In agricultural communities, malaria and socioeconomic conditions are intimately connected in such a way that causality operates in both directions. On one hand, malaria incidence can affect income level by decreasing labor productivity. On the other hand, low income level can affect prevention and control, resulting in the exacerbation of the disease burden, and in so doing reinforcing the negative feedback loop between poverty and disease. Theoretical studies for infectious diseases in general have proposed a ‘poverty trap’ resulting from this double causality or feedback loop. Although multiple empirical studies have addressed these linkages for malaria in isolation, for one direction of influence or the other, these have not considered the explicit dynamics of the system, especially when both effects are acting in concert. An understanding of the relative importance of these two effects from a dynamic perspective is relevant to malaria control in developing countries.
In this work we investigate the dynamic feedback between malaria and socioeconomic conditions by relying on historical data for the eradication of malaria in Mississippi between 1914 and 1927. We focus on Mississippi because this state was highly malarious and harbored the largest number of tenant farmers, most of whom lived in poverty.

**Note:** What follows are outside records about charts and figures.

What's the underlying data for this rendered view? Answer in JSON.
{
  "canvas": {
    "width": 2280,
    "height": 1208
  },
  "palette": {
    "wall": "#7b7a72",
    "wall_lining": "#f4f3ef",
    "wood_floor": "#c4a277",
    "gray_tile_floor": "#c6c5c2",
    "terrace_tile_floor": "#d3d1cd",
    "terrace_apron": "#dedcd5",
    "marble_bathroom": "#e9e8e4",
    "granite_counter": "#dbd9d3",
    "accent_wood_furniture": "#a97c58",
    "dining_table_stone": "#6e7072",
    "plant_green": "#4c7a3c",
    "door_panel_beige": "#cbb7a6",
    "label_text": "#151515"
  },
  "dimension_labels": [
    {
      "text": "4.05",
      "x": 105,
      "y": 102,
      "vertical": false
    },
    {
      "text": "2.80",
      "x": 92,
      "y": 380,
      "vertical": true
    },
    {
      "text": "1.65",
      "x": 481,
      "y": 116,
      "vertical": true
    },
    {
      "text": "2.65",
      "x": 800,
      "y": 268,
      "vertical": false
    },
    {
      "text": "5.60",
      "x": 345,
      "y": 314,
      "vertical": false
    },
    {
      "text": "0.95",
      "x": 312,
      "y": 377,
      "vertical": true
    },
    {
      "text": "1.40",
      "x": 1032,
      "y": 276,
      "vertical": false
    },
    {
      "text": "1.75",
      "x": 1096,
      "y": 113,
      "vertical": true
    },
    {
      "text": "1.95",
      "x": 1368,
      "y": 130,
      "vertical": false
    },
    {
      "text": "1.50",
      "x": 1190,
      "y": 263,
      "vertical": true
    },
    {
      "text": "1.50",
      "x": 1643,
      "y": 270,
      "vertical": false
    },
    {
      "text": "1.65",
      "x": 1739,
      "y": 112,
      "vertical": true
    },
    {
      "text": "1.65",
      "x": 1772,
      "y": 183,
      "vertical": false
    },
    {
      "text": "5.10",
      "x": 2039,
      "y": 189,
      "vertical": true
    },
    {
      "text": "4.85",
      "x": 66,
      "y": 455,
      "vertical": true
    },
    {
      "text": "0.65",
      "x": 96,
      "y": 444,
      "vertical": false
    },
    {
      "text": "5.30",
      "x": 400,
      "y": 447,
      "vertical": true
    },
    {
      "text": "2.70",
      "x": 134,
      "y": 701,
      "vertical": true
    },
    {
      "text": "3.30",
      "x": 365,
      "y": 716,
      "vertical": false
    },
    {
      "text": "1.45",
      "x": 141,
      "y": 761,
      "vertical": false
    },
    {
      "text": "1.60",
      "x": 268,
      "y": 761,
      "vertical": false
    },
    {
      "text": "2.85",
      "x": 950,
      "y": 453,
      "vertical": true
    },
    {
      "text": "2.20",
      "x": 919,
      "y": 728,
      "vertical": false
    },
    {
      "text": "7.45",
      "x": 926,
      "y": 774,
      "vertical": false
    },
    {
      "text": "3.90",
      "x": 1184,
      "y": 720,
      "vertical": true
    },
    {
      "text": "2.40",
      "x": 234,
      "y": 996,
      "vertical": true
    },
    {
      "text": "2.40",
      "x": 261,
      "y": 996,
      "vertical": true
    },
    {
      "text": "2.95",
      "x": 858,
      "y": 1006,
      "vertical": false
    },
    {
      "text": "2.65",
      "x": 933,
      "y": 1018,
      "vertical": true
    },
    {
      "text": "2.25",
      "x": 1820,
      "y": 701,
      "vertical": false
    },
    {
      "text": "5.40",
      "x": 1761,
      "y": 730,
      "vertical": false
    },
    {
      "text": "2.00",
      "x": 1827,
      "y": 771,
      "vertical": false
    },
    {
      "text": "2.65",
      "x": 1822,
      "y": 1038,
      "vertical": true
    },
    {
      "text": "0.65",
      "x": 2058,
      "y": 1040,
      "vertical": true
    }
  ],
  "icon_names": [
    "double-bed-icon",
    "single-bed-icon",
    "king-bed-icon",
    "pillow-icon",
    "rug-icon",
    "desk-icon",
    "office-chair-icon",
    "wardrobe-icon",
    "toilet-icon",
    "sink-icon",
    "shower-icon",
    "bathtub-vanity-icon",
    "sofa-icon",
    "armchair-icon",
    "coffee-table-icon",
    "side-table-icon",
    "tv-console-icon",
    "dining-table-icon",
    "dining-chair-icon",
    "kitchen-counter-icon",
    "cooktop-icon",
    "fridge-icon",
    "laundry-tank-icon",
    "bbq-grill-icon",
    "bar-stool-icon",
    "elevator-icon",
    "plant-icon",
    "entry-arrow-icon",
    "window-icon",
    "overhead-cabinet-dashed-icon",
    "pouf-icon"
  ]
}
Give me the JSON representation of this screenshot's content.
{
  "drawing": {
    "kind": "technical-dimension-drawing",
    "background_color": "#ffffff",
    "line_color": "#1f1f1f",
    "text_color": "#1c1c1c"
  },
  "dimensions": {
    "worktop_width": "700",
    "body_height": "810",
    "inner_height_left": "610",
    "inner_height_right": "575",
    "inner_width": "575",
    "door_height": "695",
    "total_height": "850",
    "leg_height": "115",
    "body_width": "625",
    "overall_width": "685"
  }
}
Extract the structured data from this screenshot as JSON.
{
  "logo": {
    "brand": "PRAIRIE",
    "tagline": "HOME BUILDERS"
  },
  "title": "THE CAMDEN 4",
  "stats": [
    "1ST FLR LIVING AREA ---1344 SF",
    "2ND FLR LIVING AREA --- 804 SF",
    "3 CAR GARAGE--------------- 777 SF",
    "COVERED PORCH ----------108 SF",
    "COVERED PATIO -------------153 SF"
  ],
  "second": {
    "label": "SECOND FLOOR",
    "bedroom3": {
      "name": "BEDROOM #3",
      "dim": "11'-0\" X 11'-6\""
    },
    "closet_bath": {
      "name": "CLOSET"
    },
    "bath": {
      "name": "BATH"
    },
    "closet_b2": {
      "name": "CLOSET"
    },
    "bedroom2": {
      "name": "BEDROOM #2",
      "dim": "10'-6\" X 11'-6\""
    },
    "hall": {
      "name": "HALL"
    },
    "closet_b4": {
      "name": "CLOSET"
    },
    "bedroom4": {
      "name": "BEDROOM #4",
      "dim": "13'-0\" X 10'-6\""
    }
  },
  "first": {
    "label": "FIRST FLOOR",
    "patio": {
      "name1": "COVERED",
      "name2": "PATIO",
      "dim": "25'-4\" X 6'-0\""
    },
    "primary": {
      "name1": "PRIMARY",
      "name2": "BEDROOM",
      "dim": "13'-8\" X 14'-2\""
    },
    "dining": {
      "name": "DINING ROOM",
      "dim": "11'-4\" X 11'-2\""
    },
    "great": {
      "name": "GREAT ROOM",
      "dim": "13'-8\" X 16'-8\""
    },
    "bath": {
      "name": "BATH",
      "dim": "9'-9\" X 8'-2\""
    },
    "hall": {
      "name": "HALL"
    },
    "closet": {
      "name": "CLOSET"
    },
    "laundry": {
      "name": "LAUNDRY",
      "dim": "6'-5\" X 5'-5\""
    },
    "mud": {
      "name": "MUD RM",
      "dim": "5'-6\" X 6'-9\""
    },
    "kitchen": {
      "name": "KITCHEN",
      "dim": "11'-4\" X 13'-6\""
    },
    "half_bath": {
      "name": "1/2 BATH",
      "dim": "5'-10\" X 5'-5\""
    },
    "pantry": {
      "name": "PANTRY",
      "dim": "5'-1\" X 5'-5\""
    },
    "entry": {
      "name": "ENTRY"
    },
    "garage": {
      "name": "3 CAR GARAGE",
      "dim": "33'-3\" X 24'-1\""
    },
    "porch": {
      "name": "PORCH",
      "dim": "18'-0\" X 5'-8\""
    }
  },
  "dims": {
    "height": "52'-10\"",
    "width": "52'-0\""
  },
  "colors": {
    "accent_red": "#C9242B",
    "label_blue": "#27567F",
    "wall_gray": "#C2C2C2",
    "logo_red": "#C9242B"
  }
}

Moreover, the main source of income in Mississippi was cotton production. To statistically test the feedback hypothesis, we constructed a series of nested time series models and parameterized these based on maximum likelihood for point estimates and trajectory matching, with yearly data for malaria incidence, cotton productivity and income level. The full model was compared via likelihood ratio test to sub-models that specifically disconnect part of the loop.
Results/Conclusions
Results show that the models that include the explicit feedback loop between malaria, cotton productivity, and income do significantly better than those that do not. However, we also found that malaria had only a weak effect on cotton productivity. Furthermore, results suggest that the eradication of the disease was not a consequence of the feedback loop itself, but was instead mostly driven by macro-level determinants related to the overall improvement of socioeconomic conditions. We conclude that at the scale of the state, the poverty trap was too weak to account for the dramatic decrease in cases. We discuss the implications of our findings for malaria today in parts of the world with similar socioeconomic and ecological conditions.